Mais en pleine Guerre froide et alors qu’il paraît clair que le Kuomintang ne reprendra jamais le pouvoir sur le continent, les États-Unis changent de stratégie et décident de se rapprocher de la RPC. Les relations diplomatiques sont alors officiellement coupées avec Taïwan, et Washington reconnaît la Chine communiste en 1979.

Officieusement en revanche, les Américains soutiennent toujours l’île via le Taïwan Relations Act. Cette loi, signée la même année, autorise notamment aux États-Unis d’armer son allié sans garantir une intervention militaire en cas d’invasion par la Chine. C’est la politique d’« ambiguïté stratégique ».

Cette dernière serait-elle remise en cause ? À plusieurs reprises ces derniers mois, le président Joe Biden a affirmé que les États-Unis défendraient militairement Taïwan si Pékin envahissait l’île. De quoi déclencher quelques sueurs froides au sein de l’administration américaine, qui s’est empressée d’assurer que la politique américaine « n’a(vait) pas changé du tout ».

Malgré tout aujourd’hui, « on est quasiment sûr que les États-Unis interviendraient dans le cas d’une invasion de Taïwan par la Chine », a estimé dans une interview accordée à Marianne le général Michel Goya, spécialiste militaire.

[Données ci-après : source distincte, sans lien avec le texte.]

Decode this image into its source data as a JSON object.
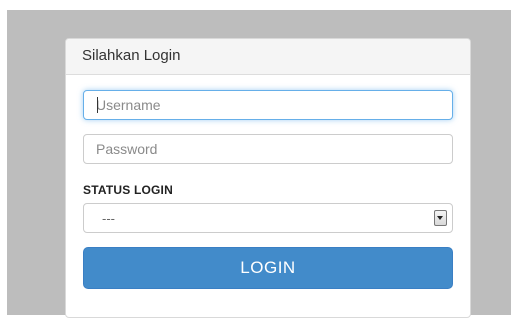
{
  "panel": {
    "title": "Silahkan Login"
  },
  "form": {
    "username_placeholder": "Username",
    "username_value": "",
    "password_placeholder": "Password",
    "password_value": "",
    "status_label": "STATUS LOGIN",
    "status_select": {
      "selected": "---",
      "arrow_icon": "chevron-down-icon"
    },
    "submit_label": "LOGIN"
  },
  "colors": {
    "background": "#bdbdbd",
    "panel_heading": "#f5f5f5",
    "primary_button": "#428bca",
    "focus_border": "#66afe9"
  }
}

• Peut-on craindre une guerre ?

Depuis plus de 70 ans, les périodes de tension faisant craindre un conflit armé sont nombreuses voire permanentes. Parmi elles, la première crise du détroit de Taïwan de 1954, la deuxième de 1958 et la troisième de 1995 sont entrées dans l’histoire. En 2022, c’est la visite à Taïwan de la présidente de la Chambre des Représentants américaine Nancy Pelosi, 3e personnage de l’État, qui a fait trembler la planète.

En réponse à sa venue maintenue malgré les multiples menaces, Pékin a déclenché des manœuvres militaires d’ampleur. « C’est un épisode sans précédent. La Chine est encore plus proche de Taïwan que les tirs de missile lors de la crise de 1996 », avait alors expliqué au HuffPost Marc Julienne, responsable des activités Chine à l’Institut français des relations internationales (Ifri). Au bout de quelques semaines, la tension est finalement retombée.

Maintenant, les experts s’interrogent. Malgré la supériorité numérique non négligeable de la Pékin, « c’est encore peu probable (qu’il y ait une guerre). La Chine n’est absolument pas prête et les États-Unis sont engagés derrière la défense de Taïwan », estimait Stéphane Corcuff, chercheur au Centre d’études français sur la Chine contemporaine, dans Le Monde lors de la crise provoquée par l’arrivée de Nancy Pelosi sur le sol taïwanais.

« Je pense qu’il ne faut pas nier les vertus pacificatrices de l’interdépendance économique », soulignait aussi de son côté l’historien Philippe Grosser dans La Croix après les manœuvres militaires de ce mois d’avril 2023. « Aucun des deux pays n’a envie de faire la guerre à l’autre », affirmait-il. Avant d’ajouter : « Mais parfois, malgré tout, ça arrive. La crise à Taïwan cet été et l’épisode du ballon [supposé espion et qui a survolé le territoire américain, NDLR] montrent que les tensions sont vives, et pourraient dégénérer ». L’incertitude est de mise.